Post-Grant Review Proceeding

On February 4, 2021, AAA, a wholly-owned subsidiary of Novartis and parent of Endocyte, filed a petition for post-grant review of U.S. Patent No. 10,640,461 (the “’461 patent”) with the Patent Trial and Appeal Board (“PTAB”) of the USPTO. The ’461 patent is owned by MIP. In the petition, AAA challenged the patentability of certain claims of the ’461 patent. The PTAB instituted Post-Grant Review proceedings (the “PGR Proceeding”) on July 29, 2021. Pursuant to the terms of the Novartis Agreement, the PGR Proceeding will be terminated.
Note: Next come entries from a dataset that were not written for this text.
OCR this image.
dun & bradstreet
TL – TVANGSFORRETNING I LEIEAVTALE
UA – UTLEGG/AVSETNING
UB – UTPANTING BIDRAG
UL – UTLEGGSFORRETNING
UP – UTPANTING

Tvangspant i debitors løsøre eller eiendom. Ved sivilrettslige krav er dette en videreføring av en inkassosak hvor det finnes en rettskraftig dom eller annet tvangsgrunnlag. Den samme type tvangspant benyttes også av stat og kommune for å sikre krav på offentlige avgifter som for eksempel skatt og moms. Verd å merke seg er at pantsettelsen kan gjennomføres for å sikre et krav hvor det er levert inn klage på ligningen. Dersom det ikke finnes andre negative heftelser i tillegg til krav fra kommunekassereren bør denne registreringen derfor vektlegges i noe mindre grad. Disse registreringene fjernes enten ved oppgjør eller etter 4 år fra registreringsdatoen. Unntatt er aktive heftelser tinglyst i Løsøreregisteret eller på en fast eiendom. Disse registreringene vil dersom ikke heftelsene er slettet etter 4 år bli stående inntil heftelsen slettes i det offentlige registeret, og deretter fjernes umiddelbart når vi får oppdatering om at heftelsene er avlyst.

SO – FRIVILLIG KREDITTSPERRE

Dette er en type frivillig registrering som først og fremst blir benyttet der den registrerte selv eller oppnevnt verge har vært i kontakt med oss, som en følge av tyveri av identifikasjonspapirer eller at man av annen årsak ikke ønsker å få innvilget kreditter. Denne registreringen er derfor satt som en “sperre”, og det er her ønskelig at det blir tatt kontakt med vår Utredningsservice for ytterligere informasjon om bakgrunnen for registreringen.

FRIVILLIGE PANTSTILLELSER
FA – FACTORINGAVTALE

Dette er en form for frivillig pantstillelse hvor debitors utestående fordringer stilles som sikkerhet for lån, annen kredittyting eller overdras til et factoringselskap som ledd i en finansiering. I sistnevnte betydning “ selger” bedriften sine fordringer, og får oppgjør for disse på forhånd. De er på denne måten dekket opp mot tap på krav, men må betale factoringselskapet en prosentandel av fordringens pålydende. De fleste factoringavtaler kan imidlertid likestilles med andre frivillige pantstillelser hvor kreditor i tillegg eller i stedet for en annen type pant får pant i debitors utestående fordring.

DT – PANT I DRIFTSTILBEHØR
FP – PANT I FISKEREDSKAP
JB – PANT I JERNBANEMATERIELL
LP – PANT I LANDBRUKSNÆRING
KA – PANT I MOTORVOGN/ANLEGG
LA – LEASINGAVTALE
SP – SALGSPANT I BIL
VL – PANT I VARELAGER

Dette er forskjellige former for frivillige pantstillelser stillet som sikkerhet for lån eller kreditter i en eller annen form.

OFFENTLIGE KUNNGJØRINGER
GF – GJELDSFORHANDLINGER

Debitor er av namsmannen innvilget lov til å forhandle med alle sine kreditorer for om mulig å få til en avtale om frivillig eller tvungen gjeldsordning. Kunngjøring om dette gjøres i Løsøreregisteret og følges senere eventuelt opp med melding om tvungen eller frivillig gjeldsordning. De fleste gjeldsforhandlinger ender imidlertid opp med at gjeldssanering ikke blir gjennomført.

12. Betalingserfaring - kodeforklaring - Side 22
Global Settlement Agreement

In addition to the dismissal of the German Litigation, the withdrawal of the Ownership Claim and the termination of the PGR Proceeding, under the Novartis Agreement, the parties will, among other things, cross-license certain patent rights to one another, and Novartis will make a $24.0 million lump sum payment to the Company and also reimburse the Company for certain fees and expenses the Company is required to pay to the University in connection with the German Litigation.

RELISTOR European Opposition Proceedings

In October 2015, Progenics received notices of opposition to three European patents relating to methylnaltrexone: EP1615646, EP2368553 and EP2368554. Notices of opposition were filed separately at the European Patent Office (the “EPO”) by each of Actavis Group PTC ehf and Fresenius Kabi Deutschland GmbH. Between May 11, 2017 and July 4, 2017, the Opposition Division of the EPO (the “Opposition Division”) provided notice that the three European patents would be revoked. Each of these matters was appealed to the Appeal Board of the EPO. On November 13, 2020, Progenics withdrew the appeal for EP2368553 and EP2368554. Notices of termination of the proceedings with revocation of the patent were issued on November 23, 2020 for both patents.

Progenics continued its appeal on the revocation of the third patent, EP1615646. Oral proceedings for EP1615646 were held at the Appeal Board of the EPO on September 22, 2020. The revocation decision under appeal was set aside and the case was remitted to the Opposition Division for further prosecution. An oral hearing was held before the Opposition Division on September 27, 2021. The Opposition Division issued its final written opinion on November 11, 2021, indicating that the patent will be maintained in amended form. The final written decision of the Opposition Division was appealable to the Appeal Board of the EPO by either party. Progenics appealed this decision on January 20, 2022 to hold open its option to file Grounds for Appeal. Given that neither opponent filed an Notice of Appeal, Progenics intends to withdraw its notice to allow the patent to issue in amended form.